The very worst part is that I am not even ashamed of myself. I am ashamed and scared that people will find out and i will look like a serious whoree but it doesnt seem to worry me enough. and believe me i thought i had decent morals.

 

i met this guy before and i stupidly got drunk and then insulted him and he walked. i then stalked him ( when sober) and made a complete fool of myself.

 

When i left him alone for a few months he re contacted me and we have been speaking on and off for 6 months. We had arranged to meet but 9 times out of 10 i had to cancel due to work etc.

 

Anyway - KNOWING that this guy hurt me last time by not returning my various calls etc - I stll went and did the same thing again. nearly a year later.i just havnt moved on.

 

and now - even though this "date" went better and he said that we would meet again "soon" - HE HASNT CALLED.

 

WHY THE HELL DID I PUT MYSELF IN THE SAME POSITION AGAIN?

 

I AM SO ANGRY WITH MYSELF.

Posted
WHY THE HELL DID I PUT MYSELF IN THE SAME POSITION AGAIN?

 

I AM SO ANGRY WITH MYSELF.

 

The first thing you need to do is learn to forgive yourself.

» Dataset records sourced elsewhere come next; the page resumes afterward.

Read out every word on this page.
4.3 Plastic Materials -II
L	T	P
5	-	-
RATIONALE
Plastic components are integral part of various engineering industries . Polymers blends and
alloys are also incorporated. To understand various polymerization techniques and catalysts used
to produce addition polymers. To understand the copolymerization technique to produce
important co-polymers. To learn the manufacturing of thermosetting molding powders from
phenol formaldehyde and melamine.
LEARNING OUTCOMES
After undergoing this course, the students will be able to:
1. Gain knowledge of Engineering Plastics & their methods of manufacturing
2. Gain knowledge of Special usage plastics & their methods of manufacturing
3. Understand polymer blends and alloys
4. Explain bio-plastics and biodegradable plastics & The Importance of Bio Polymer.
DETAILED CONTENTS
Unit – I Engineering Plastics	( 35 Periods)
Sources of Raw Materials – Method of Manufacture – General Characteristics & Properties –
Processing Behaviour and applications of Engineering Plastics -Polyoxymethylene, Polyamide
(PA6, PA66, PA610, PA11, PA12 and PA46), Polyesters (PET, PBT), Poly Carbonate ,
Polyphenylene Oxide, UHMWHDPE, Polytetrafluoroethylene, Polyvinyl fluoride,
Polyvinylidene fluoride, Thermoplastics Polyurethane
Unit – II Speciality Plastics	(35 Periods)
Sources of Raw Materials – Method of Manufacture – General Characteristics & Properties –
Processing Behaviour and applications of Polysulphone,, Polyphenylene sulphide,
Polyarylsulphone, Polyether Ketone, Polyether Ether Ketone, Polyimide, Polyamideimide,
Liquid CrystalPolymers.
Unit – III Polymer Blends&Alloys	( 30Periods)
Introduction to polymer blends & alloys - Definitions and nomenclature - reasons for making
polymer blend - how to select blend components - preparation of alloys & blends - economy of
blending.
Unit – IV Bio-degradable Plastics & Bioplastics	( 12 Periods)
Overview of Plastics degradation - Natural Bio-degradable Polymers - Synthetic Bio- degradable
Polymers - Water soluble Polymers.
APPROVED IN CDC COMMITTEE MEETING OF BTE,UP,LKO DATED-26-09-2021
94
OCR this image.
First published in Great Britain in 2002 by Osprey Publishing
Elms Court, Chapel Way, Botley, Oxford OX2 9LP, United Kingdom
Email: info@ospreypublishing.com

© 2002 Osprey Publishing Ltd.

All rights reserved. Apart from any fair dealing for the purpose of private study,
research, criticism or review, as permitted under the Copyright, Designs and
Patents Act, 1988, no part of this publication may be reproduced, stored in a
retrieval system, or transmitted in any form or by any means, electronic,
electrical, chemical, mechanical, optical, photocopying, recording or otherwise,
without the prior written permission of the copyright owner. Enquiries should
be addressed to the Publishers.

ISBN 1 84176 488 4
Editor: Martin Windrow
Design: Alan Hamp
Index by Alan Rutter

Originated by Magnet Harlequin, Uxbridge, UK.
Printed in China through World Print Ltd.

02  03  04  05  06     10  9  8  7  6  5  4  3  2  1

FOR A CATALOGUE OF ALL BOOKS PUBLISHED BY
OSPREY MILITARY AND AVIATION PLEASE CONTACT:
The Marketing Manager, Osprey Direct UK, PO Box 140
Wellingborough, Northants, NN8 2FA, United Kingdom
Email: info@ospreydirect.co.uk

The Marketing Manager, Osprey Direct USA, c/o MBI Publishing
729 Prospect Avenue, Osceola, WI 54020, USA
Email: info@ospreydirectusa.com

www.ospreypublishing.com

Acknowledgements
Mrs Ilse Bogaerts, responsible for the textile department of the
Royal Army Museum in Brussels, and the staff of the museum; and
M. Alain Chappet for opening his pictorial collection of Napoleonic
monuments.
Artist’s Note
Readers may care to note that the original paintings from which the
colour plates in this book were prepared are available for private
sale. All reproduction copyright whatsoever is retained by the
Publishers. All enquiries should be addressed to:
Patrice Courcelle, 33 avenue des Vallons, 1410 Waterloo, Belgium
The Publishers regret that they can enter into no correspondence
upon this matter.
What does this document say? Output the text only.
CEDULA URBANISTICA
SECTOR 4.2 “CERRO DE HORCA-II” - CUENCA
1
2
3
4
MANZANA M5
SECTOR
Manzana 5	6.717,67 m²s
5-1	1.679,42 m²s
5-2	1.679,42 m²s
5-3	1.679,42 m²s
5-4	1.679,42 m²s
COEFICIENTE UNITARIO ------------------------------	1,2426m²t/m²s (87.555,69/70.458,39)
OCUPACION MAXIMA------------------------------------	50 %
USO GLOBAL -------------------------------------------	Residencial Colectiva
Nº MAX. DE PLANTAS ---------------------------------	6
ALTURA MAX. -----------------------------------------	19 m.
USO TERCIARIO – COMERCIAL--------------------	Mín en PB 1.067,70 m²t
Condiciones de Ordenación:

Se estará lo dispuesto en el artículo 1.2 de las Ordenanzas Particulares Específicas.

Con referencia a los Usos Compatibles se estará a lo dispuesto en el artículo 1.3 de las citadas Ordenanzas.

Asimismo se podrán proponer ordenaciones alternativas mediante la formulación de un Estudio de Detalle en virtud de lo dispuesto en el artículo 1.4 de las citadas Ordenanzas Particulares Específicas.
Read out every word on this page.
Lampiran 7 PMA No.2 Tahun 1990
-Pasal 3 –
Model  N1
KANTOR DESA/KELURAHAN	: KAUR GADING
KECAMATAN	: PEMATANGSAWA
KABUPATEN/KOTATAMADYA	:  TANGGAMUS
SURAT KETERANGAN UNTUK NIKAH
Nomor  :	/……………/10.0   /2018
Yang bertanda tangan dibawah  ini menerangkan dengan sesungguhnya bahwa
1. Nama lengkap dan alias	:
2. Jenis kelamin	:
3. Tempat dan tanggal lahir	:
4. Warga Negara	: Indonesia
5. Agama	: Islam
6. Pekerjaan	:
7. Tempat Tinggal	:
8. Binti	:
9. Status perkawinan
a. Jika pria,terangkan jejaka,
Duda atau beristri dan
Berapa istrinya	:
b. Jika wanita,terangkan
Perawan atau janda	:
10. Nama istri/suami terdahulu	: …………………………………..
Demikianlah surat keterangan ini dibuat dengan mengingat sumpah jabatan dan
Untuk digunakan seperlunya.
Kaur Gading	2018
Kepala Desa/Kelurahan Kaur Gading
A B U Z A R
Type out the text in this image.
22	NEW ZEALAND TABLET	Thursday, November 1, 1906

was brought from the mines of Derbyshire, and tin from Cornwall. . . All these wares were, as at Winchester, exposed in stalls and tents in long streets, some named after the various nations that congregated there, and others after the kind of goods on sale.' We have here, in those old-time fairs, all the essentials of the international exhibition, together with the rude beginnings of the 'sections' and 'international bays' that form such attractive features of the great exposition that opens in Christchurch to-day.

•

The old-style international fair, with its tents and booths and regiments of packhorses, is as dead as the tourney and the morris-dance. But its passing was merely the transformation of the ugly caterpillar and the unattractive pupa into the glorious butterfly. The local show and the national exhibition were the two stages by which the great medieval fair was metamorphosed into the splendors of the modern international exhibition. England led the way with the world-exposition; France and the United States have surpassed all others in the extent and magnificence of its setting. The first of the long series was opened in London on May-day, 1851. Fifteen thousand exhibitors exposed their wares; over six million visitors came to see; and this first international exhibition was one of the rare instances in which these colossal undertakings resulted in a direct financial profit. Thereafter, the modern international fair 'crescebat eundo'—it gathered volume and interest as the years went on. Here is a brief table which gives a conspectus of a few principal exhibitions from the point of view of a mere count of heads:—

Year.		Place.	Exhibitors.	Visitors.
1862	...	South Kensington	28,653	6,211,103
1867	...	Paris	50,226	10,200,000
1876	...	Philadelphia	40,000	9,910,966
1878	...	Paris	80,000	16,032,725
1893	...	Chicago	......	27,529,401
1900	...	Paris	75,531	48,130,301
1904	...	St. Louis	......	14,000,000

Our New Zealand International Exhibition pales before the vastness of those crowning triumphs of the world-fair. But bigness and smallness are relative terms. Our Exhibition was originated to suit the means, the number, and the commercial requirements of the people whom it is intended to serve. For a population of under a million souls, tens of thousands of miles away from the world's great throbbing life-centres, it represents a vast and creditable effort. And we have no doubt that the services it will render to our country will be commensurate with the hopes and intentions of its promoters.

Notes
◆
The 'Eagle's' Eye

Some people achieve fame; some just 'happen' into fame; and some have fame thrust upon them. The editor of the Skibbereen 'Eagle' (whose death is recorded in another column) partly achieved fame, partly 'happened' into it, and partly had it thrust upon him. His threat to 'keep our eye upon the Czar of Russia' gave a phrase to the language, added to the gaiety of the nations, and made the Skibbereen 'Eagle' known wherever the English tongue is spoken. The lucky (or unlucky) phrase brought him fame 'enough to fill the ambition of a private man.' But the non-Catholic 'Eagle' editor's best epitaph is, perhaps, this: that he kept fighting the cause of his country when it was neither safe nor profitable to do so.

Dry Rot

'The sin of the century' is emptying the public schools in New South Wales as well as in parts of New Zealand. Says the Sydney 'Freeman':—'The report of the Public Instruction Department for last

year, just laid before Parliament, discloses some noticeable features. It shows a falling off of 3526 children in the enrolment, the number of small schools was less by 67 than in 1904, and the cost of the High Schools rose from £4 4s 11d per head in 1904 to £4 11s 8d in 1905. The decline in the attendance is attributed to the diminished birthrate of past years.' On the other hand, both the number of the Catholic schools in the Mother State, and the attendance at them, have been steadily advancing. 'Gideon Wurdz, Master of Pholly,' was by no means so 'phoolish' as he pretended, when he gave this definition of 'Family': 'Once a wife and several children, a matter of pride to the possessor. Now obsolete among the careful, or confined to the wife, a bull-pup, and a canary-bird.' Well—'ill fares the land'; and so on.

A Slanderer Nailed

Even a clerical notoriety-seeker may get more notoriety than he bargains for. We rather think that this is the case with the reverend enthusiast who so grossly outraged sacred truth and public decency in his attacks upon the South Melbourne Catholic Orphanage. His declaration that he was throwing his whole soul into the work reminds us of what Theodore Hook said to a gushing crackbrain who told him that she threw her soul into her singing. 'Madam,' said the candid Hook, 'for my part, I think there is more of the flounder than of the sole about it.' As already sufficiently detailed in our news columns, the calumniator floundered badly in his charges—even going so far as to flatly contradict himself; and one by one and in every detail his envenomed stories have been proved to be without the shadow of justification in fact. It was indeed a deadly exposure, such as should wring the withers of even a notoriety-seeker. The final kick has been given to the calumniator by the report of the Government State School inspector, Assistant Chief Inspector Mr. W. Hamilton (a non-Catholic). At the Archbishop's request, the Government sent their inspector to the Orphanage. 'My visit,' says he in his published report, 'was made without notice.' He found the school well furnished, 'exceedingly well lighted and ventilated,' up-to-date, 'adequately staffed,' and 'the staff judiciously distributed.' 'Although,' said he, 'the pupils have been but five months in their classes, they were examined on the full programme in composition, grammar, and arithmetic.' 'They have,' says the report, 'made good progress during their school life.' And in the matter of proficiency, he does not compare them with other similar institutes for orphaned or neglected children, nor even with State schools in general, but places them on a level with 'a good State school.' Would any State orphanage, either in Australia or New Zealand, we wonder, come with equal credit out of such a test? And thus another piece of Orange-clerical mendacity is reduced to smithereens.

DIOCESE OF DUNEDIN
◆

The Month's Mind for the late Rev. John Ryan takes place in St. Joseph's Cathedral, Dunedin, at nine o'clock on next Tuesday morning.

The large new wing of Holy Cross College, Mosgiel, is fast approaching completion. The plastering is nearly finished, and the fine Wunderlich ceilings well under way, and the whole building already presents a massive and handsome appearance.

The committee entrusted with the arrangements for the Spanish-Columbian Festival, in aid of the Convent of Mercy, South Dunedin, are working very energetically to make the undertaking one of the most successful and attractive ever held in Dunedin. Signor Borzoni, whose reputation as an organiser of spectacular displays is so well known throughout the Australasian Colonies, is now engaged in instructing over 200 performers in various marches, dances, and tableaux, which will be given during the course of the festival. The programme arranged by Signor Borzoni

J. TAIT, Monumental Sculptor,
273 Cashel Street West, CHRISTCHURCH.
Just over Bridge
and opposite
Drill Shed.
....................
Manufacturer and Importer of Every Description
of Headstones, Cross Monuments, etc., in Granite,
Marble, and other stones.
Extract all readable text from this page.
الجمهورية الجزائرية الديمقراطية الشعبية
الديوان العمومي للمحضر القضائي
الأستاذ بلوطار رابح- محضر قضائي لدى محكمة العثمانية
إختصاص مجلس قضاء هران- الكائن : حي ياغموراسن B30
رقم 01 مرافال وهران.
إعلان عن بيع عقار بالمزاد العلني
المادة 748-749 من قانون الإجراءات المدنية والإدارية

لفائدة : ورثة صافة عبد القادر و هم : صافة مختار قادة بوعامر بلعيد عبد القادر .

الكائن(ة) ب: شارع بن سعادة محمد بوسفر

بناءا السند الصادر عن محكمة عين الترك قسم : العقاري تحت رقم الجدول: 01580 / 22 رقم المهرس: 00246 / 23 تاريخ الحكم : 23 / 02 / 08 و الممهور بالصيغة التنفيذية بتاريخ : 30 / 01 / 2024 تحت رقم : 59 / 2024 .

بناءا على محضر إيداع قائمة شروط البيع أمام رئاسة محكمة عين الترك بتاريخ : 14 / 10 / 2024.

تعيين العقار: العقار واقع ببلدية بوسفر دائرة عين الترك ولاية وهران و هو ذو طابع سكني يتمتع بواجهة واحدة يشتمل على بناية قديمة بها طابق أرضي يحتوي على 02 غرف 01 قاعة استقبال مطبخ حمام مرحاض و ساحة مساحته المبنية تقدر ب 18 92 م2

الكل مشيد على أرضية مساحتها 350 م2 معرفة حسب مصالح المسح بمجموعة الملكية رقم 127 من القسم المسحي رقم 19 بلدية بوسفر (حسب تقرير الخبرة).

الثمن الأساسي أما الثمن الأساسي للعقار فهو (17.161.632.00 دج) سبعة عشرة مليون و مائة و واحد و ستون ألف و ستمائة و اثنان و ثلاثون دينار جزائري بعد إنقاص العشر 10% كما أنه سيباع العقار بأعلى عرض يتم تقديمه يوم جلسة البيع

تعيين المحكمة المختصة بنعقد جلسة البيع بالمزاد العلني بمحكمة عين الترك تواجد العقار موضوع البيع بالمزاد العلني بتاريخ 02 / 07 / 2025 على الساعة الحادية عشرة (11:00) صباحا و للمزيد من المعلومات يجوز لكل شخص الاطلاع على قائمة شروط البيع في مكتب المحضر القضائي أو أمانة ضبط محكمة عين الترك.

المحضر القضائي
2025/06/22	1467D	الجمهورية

Doing things that you think is stupid is compounded exponentially by the self-hate you direct back at yourself. It doesn't do any good and it can make things even worse. Next - take some time and just relax. Don't call your friends, don't call your guys, don't buy a car....just relax. Then, hit the internet and start reading. I certainly couldn't give you any type of diagnosis, but it sure does sound like you have a need for therapy. So stop beating yourself up, stop putting yourself into these situations, and start getting better!

 

I've spent a lot of years thrashing around in self-hate. It sucks and it doesn't do anyone any good. The good news is that you can train yourself to stop it if you want to.